|
|
Bio
picture papers talks
Code Linux Quantian About Blog
|
|
 |
|
Enjoying a Free Lunch: Computational Economics with Linux
Draft, June 1997
This is an expanded version of the talk given at the Third Conference
Computing in Economics and Finance in Stanford, CA, on July 1, 1997. It
describes the Linux operating system, both in general terms and more
specifically how it can be a most valuable computing environment for
economists and econometricians working in computational economics and
finance.
Linux is an Unix operating system. It has been written entirely from scratch
since 1991 by Linus Torvalds and many others in a decentralised effort which
uses the Internet as the primary means of communication and dissemination.

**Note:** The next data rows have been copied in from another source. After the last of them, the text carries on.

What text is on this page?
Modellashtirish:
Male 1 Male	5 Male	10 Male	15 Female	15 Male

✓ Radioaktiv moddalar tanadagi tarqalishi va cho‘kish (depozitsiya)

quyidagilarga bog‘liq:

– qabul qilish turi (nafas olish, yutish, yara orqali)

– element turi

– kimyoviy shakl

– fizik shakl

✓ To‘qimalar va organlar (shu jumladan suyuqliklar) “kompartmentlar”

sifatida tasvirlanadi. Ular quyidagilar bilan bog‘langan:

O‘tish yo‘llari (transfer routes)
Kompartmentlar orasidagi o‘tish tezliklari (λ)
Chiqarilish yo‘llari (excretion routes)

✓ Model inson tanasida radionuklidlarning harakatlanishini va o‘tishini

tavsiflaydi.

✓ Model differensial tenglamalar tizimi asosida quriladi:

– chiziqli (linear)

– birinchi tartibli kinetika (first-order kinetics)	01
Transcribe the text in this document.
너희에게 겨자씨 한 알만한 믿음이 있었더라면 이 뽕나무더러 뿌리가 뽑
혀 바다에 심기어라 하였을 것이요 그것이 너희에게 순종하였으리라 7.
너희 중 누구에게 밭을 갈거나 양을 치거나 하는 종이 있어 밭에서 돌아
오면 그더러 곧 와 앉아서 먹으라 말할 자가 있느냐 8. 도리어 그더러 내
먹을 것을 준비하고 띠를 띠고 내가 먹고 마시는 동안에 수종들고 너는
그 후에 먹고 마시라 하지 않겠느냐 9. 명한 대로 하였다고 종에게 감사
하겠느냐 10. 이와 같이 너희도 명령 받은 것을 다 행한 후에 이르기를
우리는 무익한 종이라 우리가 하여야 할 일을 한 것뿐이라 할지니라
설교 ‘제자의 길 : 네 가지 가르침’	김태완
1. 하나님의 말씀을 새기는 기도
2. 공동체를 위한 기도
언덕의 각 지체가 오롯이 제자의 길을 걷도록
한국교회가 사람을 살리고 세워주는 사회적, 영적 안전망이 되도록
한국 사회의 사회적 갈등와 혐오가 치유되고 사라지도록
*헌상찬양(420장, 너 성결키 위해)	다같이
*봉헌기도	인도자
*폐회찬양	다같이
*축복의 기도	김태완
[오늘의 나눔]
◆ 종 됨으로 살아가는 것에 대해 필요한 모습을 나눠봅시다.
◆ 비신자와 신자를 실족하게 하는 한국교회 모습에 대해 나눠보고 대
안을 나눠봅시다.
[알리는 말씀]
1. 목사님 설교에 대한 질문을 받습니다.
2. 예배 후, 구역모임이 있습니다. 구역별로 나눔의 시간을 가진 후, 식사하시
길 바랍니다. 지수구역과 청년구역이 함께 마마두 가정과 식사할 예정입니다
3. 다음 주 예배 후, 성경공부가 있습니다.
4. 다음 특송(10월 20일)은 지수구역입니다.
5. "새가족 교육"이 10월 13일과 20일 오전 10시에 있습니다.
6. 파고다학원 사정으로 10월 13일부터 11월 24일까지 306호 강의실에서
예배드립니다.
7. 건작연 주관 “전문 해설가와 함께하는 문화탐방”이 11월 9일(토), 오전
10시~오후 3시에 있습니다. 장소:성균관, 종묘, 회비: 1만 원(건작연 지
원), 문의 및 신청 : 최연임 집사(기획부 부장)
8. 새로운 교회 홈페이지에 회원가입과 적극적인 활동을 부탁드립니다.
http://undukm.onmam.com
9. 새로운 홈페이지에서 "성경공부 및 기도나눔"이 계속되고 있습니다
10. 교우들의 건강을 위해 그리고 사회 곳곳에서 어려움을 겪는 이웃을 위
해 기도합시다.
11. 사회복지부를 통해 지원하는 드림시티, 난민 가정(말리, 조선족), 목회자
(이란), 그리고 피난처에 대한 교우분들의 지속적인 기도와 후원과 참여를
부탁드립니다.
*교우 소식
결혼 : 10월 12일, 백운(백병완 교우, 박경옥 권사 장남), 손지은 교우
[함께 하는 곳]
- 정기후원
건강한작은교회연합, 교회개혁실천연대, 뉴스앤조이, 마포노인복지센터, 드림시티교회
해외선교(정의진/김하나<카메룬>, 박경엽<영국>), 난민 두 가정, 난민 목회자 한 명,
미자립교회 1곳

Linux contains no proprietary code and is, inclusive of all source code,
distributed freely under the terms of the GNU General Public License (or GPL
for short). It should be noted that Linux is not the only free Unix system;
the three BSD variants FreeBSD, NetBSD and OpenBSD are also free but have not
gained similar momentum as Linux.
Linux implements the POSIX operating system specification, along with
extensions from the System V and BSD variants of Unix. This means it looks,
feels and acts like Unix, but does not come from the same source code base
--- and, therefore, is not restricted by the source licenses of the commercial
Unices. Linux has all of the features one would expect in a modern Unix
system, including multitasking, virtual memory, shared libraries, demand
loading, efficient memory management and complete TCP/IP networking.
Further, Linux runs on a variety of hardware platforms. It was first
developed on IBM PC compatibles with a 386 cpu. PCs are still the most common
hardware platform. Linux also runs on Motorola m68k platforms as the Amiga
and Atari computers (provided they have a MMU unit along with m68k cpu, ie
68030/68040/68060). Linux has also been ported to Unix workstation platforms
as the Digital Alpha and Sun Sparc stations. Support for PowerPC, MIPS and
ARM processors as well as Macs using the m68k is currently under development.
Linux is both powerful, fast
(as shown by benchmarks comparing Linux on a Sparc to SunOS and Solaris on the exact same hardware) and extremely reliable. It can be
employed for almost any computational purpose. As a true Unix system, Linux
provides excellent multitasking and multiuser support. Moreover, the
availability of the X11 windowing system, (La)TeX, all the networking
standards and protocols around which the Internet is built as well as the
availability of a great number of powerful applications make Linux an
excellent choice for both network server and client machines.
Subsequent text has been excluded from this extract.